U.S. Court of Appeals for the Ninth Circuit, 2004

Servito v. Ashcroft

Servito v. Ashcroft
U.S. Court of Appeals for the Ninth Circuit · Decided April 27, 2004 · Bea, Rymer, Scannlain
96 F. App'x 507

Servito v. Ashcroft

Opinion of the Court

*508MEMORANDUM **

Arthur Agustín Servito and his children, natives and citizens of the Philippines, petition for review of the Board of Immigration Appeals’ (“BIA”) order affirming, without opinion, an immigration judge’s denial of Servito’s application for waiver of removal under 8 U.S.C. § 1227(a)(1)(H).
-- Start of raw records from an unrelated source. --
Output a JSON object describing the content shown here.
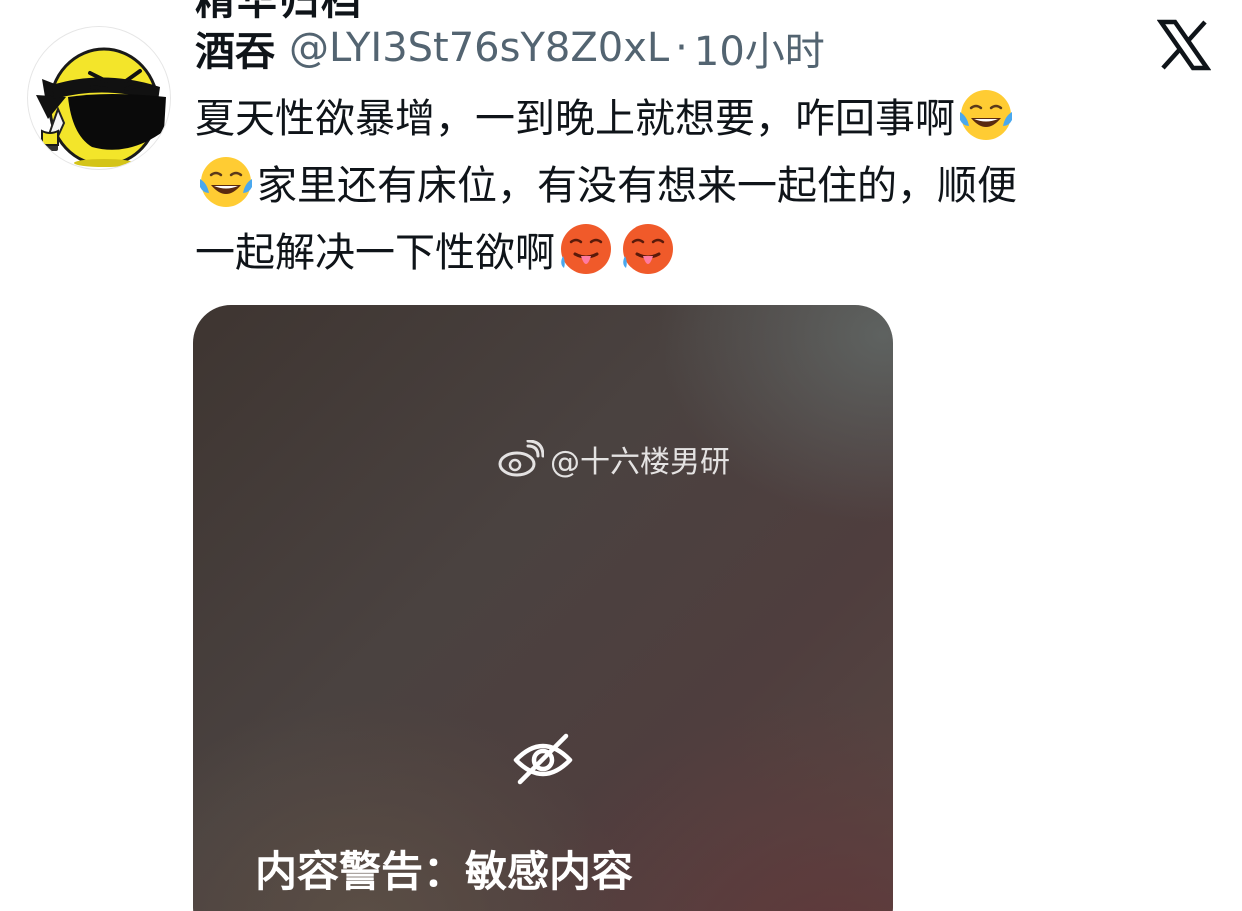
{
  "clipped_top_text": "精华归档",
  "user": {
    "display_name": "酒吞",
    "handle": "@LYI3St76sY8Z0xL",
    "separator": "·",
    "time": "10小时"
  },
  "tweet": {
    "line1": "夏天性欲暴增，一到晚上就想要，咋回事啊",
    "line2": "家里还有床位，有没有想来一起住的，顺便",
    "line3": "一起解决一下性欲啊"
  },
  "media": {
    "watermark": "@十六楼男研",
    "content_warning": "内容警告：敏感内容"
  },
  "icons": {
    "brand": "x-logo-icon",
    "laugh": "tears-of-joy-emoji-icon",
    "hot": "hot-face-emoji-icon",
    "weibo": "weibo-icon",
    "hidden": "eye-slash-icon"
  },
  "colors": {
    "text": "#0f1419",
    "secondary": "#536471",
    "media_overlay": "#4a4240",
    "avatar_yellow": "#f3e52a"
  }
}
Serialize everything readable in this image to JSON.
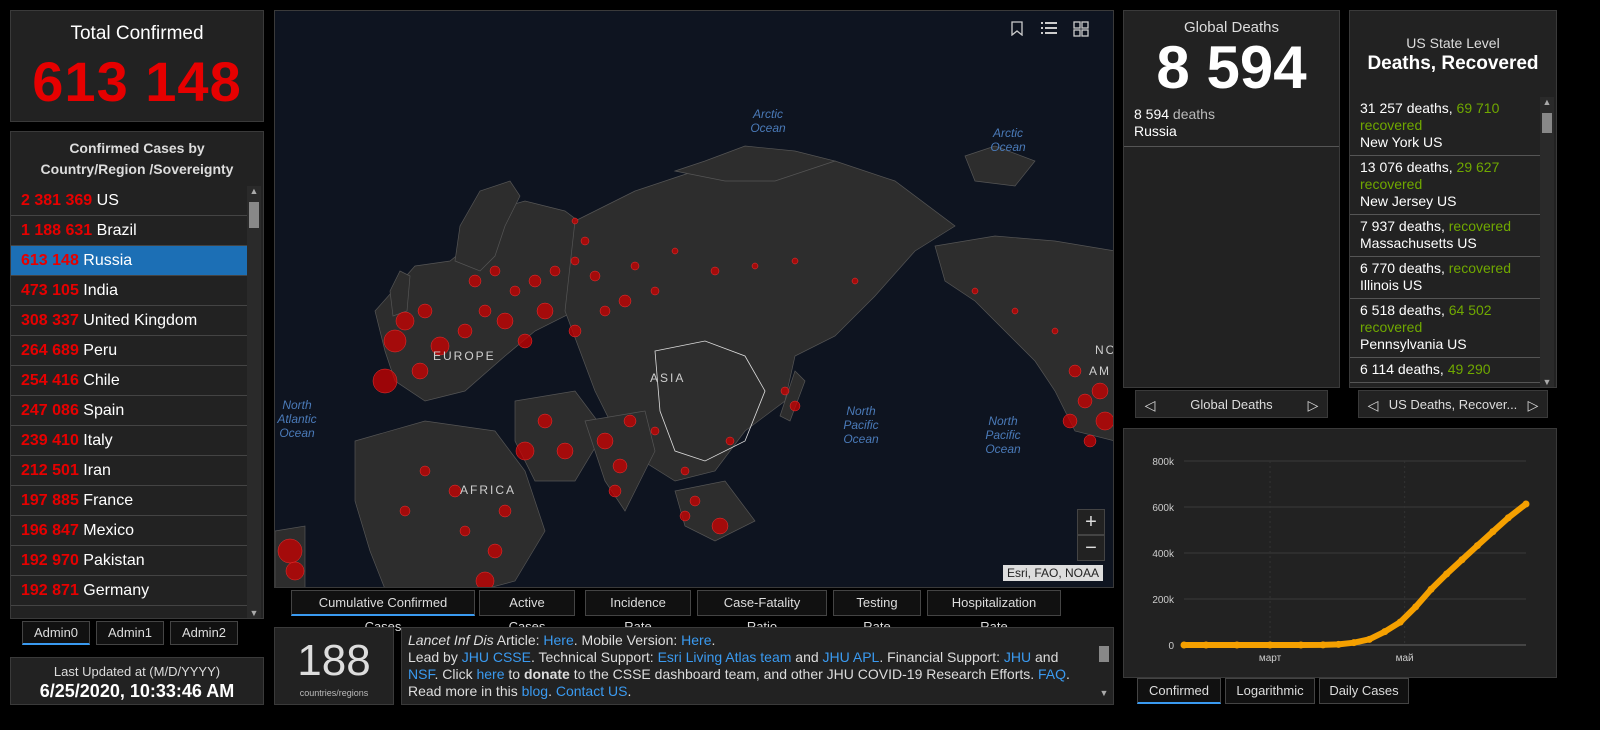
{
  "total": {
    "title": "Total Confirmed",
    "value": "613 148"
  },
  "country_list": {
    "header": "Confirmed Cases by Country/Region /Sovereignty",
    "rows": [
      {
        "count": "2 381 369",
        "name": "US"
      },
      {
        "count": "1 188 631",
        "name": "Brazil"
      },
      {
        "count": "613 148",
        "name": "Russia",
        "selected": true
      },
      {
        "count": "473 105",
        "name": "India"
      },
      {
        "count": "308 337",
        "name": "United Kingdom"
      },
      {
        "count": "264 689",
        "name": "Peru"
      },
      {
        "count": "254 416",
        "name": "Chile"
      },
      {
        "count": "247 086",
        "name": "Spain"
      },
      {
        "count": "239 410",
        "name": "Italy"
      },
      {
        "count": "212 501",
        "name": "Iran"
      },
      {
        "count": "197 885",
        "name": "France"
      },
      {
        "count": "196 847",
        "name": "Mexico"
      },
      {
        "count": "192 970",
        "name": "Pakistan"
      },
      {
        "count": "192 871",
        "name": "Germany"
      }
    ]
  },
  "admin_tabs": [
    "Admin0",
    "Admin1",
    "Admin2"
  ],
  "updated": {
    "label": "Last Updated at (M/D/YYYY)",
    "value": "6/25/2020, 10:33:46 AM"
  },
  "map": {
    "attribution": "Esri, FAO, NOAA",
    "zoom_in": "+",
    "zoom_out": "−",
    "labels": {
      "arctic1": "Arctic Ocean",
      "arctic2": "Arctic Ocean",
      "natl": "North Atlantic Ocean",
      "npac1": "North Pacific Ocean",
      "npac2": "North Pacific Ocean",
      "europe": "EUROPE",
      "asia": "ASIA",
      "africa": "AFRICA",
      "no": "NO",
      "am": "AM"
    },
    "tabs": [
      "Cumulative Confirmed Cases",
      "Active Cases",
      "Incidence Rate",
      "Case-Fatality Ratio",
      "Testing Rate",
      "Hospitalization Rate"
    ]
  },
  "count": {
    "value": "188",
    "label": "countries/regions"
  },
  "info": {
    "p1": "Lancet Inf Dis",
    "p2": " Article: ",
    "p3": "Here",
    "p4": ". Mobile Version: ",
    "p5": "Here",
    "p6": ".",
    "p7": "Lead by ",
    "p8": "JHU CSSE",
    "p9": ". Technical Support: ",
    "p10": "Esri Living Atlas team",
    "p11": " and ",
    "p12": "JHU APL",
    "p13": ". Financial Support: ",
    "p14": "JHU",
    "p15": " and ",
    "p16": "NSF",
    "p17": ". Click ",
    "p18": "here",
    "p19": " to ",
    "p20": "donate",
    "p21": " to the CSSE dashboard team, and other JHU COVID-19 Research Efforts. ",
    "p22": "FAQ",
    "p23": ". Read more in this ",
    "p24": "blog",
    "p25": ". ",
    "p26": "Contact US",
    "p27": "."
  },
  "deaths": {
    "title": "Global Deaths",
    "value": "8 594",
    "row_count": "8 594",
    "row_unit": " deaths",
    "row_name": "Russia",
    "nav_label": "Global Deaths"
  },
  "us": {
    "title1": "US State Level",
    "title2": "Deaths, Recovered",
    "rows": [
      {
        "deaths": "31 257 deaths, ",
        "recovered_n": "69 710",
        "recovered": "recovered",
        "name": "New York US"
      },
      {
        "deaths": "13 076 deaths, ",
        "recovered_n": "29 627",
        "recovered": "recovered",
        "name": "New Jersey US"
      },
      {
        "deaths": "7 937 deaths, ",
        "recovered_n": "",
        "recovered": "recovered",
        "name": "Massachusetts US"
      },
      {
        "deaths": "6 770 deaths, ",
        "recovered_n": "",
        "recovered": "recovered",
        "name": "Illinois US"
      },
      {
        "deaths": "6 518 deaths, ",
        "recovered_n": "64 502",
        "recovered": "recovered",
        "name": "Pennsylvania US"
      },
      {
        "deaths": "6 114 deaths, ",
        "recovered_n": "49 290",
        "recovered": "",
        "name": ""
      }
    ],
    "nav_label": "US Deaths, Recover..."
  },
  "chart_tabs": [
    "Confirmed",
    "Logarithmic",
    "Daily Cases"
  ],
  "colors": {
    "accent": "#3a9af0",
    "confirmed": "#e60000",
    "recovered": "#70a800",
    "line": "#f5a000"
  },
  "chart_data": {
    "type": "line",
    "title": "",
    "xlabel": "",
    "ylabel": "",
    "x_ticks": [
      "март",
      "май"
    ],
    "y_ticks": [
      "0",
      "200k",
      "400k",
      "600k",
      "800k"
    ],
    "ylim": [
      0,
      800000
    ],
    "grid": true,
    "series": [
      {
        "x": [
          "2020-01-22",
          "2020-02-01",
          "2020-02-15",
          "2020-03-01",
          "2020-03-15",
          "2020-03-25",
          "2020-04-01",
          "2020-04-08",
          "2020-04-15",
          "2020-04-22",
          "2020-04-29",
          "2020-05-06",
          "2020-05-13",
          "2020-05-20",
          "2020-05-27",
          "2020-06-03",
          "2020-06-10",
          "2020-06-17",
          "2020-06-25"
        ],
        "y": [
          0,
          2,
          2,
          3,
          63,
          658,
          2777,
          10131,
          24490,
          57999,
          99399,
          165929,
          242271,
          308705,
          370680,
          432277,
          493023,
          553301,
          613148
        ]
      }
    ]
  }
}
We dismiss the petition because we lack jurisdiction to review the purely discretionary decision whether Servito is eligible for waiver of removal. See 8 U.S.C. § 1252(a)(2)(B)(ii); Spencer Enters., Inc. v. United States, 345 F.3d 683, 689-90 (9th Cir. 2003) (holding that section 1252(a)(2)(B)(ii) bars judicial review over decisions statutorily delegated to the pure discretion of the Attorney General).

Petitioners’ contention that the BIA’s streamlined decision failed to offer a reasoned explanation is foreclosed by Falcon Carriche v. Ashcroft, 350 F.3d 845, 850-51 (9th Cir. 2003).

PETITION FOR REVIEW DISMISSED.

This disposition is not appropriate for publication and may not be cited to or by the courts of this circuit except as provided by Ninth Circuit Rule 36-3.